わかるための図
「人に伝えるために図を描く」というのは図のあり方としてよく知られるところだけど、原田泰先生(千葉工業大学准教授)の説明でぐっとくるのは、「表現活動にも2段階ある。1つ目は自分がわかるための表現、2つ目が相手に伝えるための表現」という話。
著書「デザイン仕事に必ず役立つ図解力アップドリル」から引くと、次の2段階。
- データを集め組織化し、傾向や結論をつかむためにその構造を図化=考えるための図
- 構造を示す図をもとに、目的や受け手の立場に合った表現に翻案=伝えるための図
「1」の工程を踏んで自分でわからないと、「2」の相手に伝えるところには到達しないわけで、このステップはきちんとわきまえておきたいところ。じゃないと、「1」どまりの自分にしかわからない図のまま人前に出しちゃったり、「1」の工程を踏まず傾向も構造も意図も未整理な図を人様に出しちゃったりということになる。
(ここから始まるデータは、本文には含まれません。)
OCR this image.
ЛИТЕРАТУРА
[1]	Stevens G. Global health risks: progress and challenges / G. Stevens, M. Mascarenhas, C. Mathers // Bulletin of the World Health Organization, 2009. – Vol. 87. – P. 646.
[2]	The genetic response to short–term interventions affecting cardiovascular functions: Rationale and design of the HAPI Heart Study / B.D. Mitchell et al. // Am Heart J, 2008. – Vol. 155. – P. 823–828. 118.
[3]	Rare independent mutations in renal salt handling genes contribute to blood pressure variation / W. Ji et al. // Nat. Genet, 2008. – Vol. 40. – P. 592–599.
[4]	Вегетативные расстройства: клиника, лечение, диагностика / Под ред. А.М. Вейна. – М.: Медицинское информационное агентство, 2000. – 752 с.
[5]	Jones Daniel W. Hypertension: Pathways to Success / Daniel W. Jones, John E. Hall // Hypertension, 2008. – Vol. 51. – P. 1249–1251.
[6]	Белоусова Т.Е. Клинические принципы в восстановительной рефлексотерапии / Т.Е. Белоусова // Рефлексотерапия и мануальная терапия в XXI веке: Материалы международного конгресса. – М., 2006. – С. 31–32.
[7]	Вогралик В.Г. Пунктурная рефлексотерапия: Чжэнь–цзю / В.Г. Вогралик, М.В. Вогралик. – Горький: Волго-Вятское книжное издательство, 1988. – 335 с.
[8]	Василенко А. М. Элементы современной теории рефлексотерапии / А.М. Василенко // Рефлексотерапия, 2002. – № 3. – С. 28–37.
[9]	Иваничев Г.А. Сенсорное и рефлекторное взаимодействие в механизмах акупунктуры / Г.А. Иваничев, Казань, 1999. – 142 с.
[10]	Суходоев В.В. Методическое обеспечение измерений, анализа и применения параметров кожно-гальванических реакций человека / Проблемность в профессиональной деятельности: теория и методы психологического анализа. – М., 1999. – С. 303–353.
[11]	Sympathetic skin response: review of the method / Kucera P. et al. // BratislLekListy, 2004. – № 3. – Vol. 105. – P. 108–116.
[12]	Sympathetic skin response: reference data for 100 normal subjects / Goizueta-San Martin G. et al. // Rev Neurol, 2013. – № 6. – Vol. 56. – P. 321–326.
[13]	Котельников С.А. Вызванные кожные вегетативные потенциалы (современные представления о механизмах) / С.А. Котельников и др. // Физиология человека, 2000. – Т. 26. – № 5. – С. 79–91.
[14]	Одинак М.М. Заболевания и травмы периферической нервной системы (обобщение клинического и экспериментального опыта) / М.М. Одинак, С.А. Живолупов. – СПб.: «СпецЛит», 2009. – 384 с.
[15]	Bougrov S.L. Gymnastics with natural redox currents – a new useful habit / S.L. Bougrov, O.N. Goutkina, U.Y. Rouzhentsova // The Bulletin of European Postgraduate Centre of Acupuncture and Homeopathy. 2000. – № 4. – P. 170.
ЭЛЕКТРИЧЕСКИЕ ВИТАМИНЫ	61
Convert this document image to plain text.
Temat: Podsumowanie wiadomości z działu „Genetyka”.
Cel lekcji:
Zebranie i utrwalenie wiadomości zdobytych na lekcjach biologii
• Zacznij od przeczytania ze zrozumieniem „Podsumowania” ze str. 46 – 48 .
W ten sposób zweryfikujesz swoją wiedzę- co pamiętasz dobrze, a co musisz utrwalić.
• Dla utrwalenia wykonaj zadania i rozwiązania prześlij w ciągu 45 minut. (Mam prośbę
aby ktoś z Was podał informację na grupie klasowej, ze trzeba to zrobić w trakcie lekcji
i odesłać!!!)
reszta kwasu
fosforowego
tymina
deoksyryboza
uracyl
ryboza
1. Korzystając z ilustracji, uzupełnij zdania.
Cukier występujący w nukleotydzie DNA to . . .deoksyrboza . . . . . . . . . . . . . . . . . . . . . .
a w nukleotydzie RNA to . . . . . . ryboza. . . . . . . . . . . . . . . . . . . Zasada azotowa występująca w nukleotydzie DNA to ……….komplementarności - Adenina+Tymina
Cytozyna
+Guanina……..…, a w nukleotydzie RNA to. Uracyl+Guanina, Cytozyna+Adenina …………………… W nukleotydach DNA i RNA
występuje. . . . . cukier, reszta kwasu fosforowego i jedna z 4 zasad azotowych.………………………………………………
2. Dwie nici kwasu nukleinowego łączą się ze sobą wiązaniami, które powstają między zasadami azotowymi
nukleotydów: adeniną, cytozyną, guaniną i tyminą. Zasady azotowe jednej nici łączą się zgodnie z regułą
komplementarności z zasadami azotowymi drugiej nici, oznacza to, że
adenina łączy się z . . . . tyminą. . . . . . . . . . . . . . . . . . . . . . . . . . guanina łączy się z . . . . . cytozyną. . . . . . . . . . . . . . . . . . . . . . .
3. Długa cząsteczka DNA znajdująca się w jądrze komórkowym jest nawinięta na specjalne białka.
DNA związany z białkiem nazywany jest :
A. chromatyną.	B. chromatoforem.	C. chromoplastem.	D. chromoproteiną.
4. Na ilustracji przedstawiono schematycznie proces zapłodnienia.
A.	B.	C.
「1」を頭の中でできちゃう人もいるかもしれないが、私は絶対手を動かさないとダメだ。ということはよくよく承知しているので、これまでも「1」の工程は無意識にやっていたのだけど、これまでは上の認識がなかったぶん精神衛生上よろしくなかった…。
例えばお客さんのところでヒアリングしてきて提案書を起こす場合は、集めた情報から自分なりの提案シナリオが浮き上がってくるまで、何度も何度も紙に書き直して精緻化してくるのを待つという感じ。最初はとにかく集めたデータ/情報の書き出し、そして情報整理、情報不足点の発見、構造の理解、傾向把握、問題発見、アイディアだしみたいなのがごちゃごちゃっと紙にあふれる。それを何枚か書き直しているうちに提案内容などが精緻化されていって、最終的に人様に見せられるドキュメントが仕上がる…みたいな。
この間の「今どこ走ってんだろう私」的な精神不安定感が軽減されるのではないかという期待。今後は割り切って、今は「人に伝えるため」じゃなくて「自分の思考の外在化」に時間をあてているのだ、だから汚くてもいいのだ、いいのだ!と快く「1」の工程に時間をあてたい。そうすると、だいぶ精神状態が楽になるのではないか。いや、そう変わらない気もするな。まぁ多少はいいか。
それにしても、以前に先ほどの本を読んで「おぉ!」と唸っていたのに、つい先日先生のお話を伺う機会があって、その説明を聴きまた「おぉ!」と同じ調子で唸ってしまった自分の忘却力が怖い。ともあれ読み返してみるに、この本は本当に「はじめに」から「おわりに」のメッセージまでしびれる。中身ももちろん潤い豊かだ。デザイナーにはなきゃ困る知識領域だけど、私みたいな普通の人にもあるべきデザイン知識の宝庫だ。楽しい本だし、お薦めです。